By Eric Goldman, Inc. v., Inc., 2007 WL 1821153 (E.D.N.Y. June 12, 2007)

This case shows the deepening split between the Second Circuit and other circuits on keyword triggering as TM use in commerce. This is now the fourth court in a Second Circuit jurisdiction voting that buying keyword ads isn’t a trademark use in commerce (the others: Merck, Hamzik wrt keyword triggering only and Site Pro-1). (As an added bonus, this case, like the Site Pro-1 case, says that keyword metatags aren’t a trademark use in commerce either). In contrast, the courts outside the Second Circuit opining on keyword ad buying (Edina Realty, Buying for the Home and JG Wentworth) have all gone the other way; along with the non-2d Circuit courts opining on search engine sales of keywords (GEICO, American Blinds, 800-JR-Cigar). (This court takes a nasty swipe at several of these cases, correctly pointing out that many of them conflate their “use in commerce” analysis with a “likelihood of confusion” analysis). Unless the 2nd Circuit reverses the Rescuecom case, it looks like plaintiffs are wasting their time bringing keyword lawsuits in a Second Circuit-controlled court.

Knowing that it faced an uphill battle, the plaintiff tried a few tricks to get around the precedent. First, it argues that NY state trademark law doesn’t have a “use in commerce” requirement. This is an interesting area because so many courts glibly treat federal and state trademark law as equivalent without any analysis–even though many state statutes are worded differently from the federal statute. This court doesn’t do deep analysis either (the matter gets handled in a long footnote–FN4), but the court explains why NY state trademark law requires a use in commerce even though those words don’t appear in the NY statute.

Second, the plaintiff argues that its complaint is about “passing off” instead of standard trademark infringement. The court correctly thumps this argument, saying “Plaintiff does not allege that defendant is selling its product under plaintiff’s name, nor does plaintiff allege that defendant is substituting its website in response to a request for plaintiff’s website.”

In support of its conclusion, the court discusses two of the typical analogies use to dissect keyword triggering. First, the court analogizes search results to a restaurant menu:

the allegations in the instant case are comparable to a situation where an individual requests Coca-Cola and, rather than being handed a Coca-Cola (or a Pepsi, as would occur in a situation of “passing off”), the individual is presented with a menu of choices that includes not just Coca-Cola as requested, but also soft drinks made by Coca-Cola’s competitors. Contrary to plaintiff’s assertion, such a scenario does not constitute “passing-off.” The competing products are not being sold under Coca-Cola’s name, nor is the individual being handed a non-Coca-Cola product under the guise that it is Coca-Cola; rather, the individual is simply being shown alternatives. Thus, no goods are being sold under “false pretenses.”

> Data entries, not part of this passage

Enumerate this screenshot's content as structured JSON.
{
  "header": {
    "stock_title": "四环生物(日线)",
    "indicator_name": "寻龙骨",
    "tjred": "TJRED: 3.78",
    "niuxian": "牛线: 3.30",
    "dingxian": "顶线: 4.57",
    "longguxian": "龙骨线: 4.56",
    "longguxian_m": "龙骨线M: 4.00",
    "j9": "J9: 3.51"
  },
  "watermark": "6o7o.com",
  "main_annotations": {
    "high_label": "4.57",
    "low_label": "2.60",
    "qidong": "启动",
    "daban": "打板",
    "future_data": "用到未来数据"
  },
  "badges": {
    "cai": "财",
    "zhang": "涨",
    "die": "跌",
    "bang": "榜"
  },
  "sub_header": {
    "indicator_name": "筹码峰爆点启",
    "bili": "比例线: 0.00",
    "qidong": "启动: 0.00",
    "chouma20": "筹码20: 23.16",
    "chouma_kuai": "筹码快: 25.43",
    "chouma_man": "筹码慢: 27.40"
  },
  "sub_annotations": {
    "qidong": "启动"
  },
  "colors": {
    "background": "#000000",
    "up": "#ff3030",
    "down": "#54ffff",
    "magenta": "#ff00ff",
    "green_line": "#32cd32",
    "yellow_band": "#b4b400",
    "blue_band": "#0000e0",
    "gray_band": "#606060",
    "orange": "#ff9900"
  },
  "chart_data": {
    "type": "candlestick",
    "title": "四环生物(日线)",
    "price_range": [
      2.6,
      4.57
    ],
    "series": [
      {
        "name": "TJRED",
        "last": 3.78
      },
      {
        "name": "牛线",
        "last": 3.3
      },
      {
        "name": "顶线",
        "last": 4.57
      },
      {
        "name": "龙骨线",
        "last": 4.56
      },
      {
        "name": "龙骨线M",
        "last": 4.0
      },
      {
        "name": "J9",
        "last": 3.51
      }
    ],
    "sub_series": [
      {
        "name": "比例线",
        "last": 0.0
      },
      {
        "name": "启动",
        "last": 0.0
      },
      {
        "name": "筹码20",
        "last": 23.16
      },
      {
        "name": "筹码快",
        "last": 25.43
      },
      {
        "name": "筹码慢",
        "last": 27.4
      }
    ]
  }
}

Then, the court analogizes search results to store clustering where competitors locate their businesses next to each other to benefit from traffic overflow:

Though, as the Second Circuit noted, “there are many people who use a search engine before typing in a company,” Sporty’s Farm LLC, 202 F.3d at 493 n. 4, this does not mean that companies must be prohibited from internally using trademarks so that a search of a trademark in a search engine only produces a single result. In the world outside the Internet, individuals in search of a company or product are not blinded to competitive products. In other words, it is not unlawful to strategically place billboards or even store locations next to billboards or store locations of competitors. For example, an individual in search of a McDonald’s restaurant will often be confronted with a Burger King restaurant. As long as Burger King did not mislead the consumer under false pretenses to its location, the mere fact that it decided to place itself in close proximity to a McDonald’s, in an effort to potentially draw customers in search of fast food, is not “passing off.” When these same marketing strategies are performed on the Internet, such strategies are not transformed into a “passing off” situation simply because the strategy is electronic.

Finally, the plaintiff tries to argue that the defendant should have negative matched its trademark. (See my discussion on this point in the Rhino Court case). I don’t really understand the court’s point in response (see FN9), but the court isn’t impressed by this argument either.

All told, this is a terrific defense-side ruling! I don’t know if it will help other courts recognize the errors in the existing pro-plaintiff precedent, but it’s a persuasive and thoughtful opinion that future courts need to consider.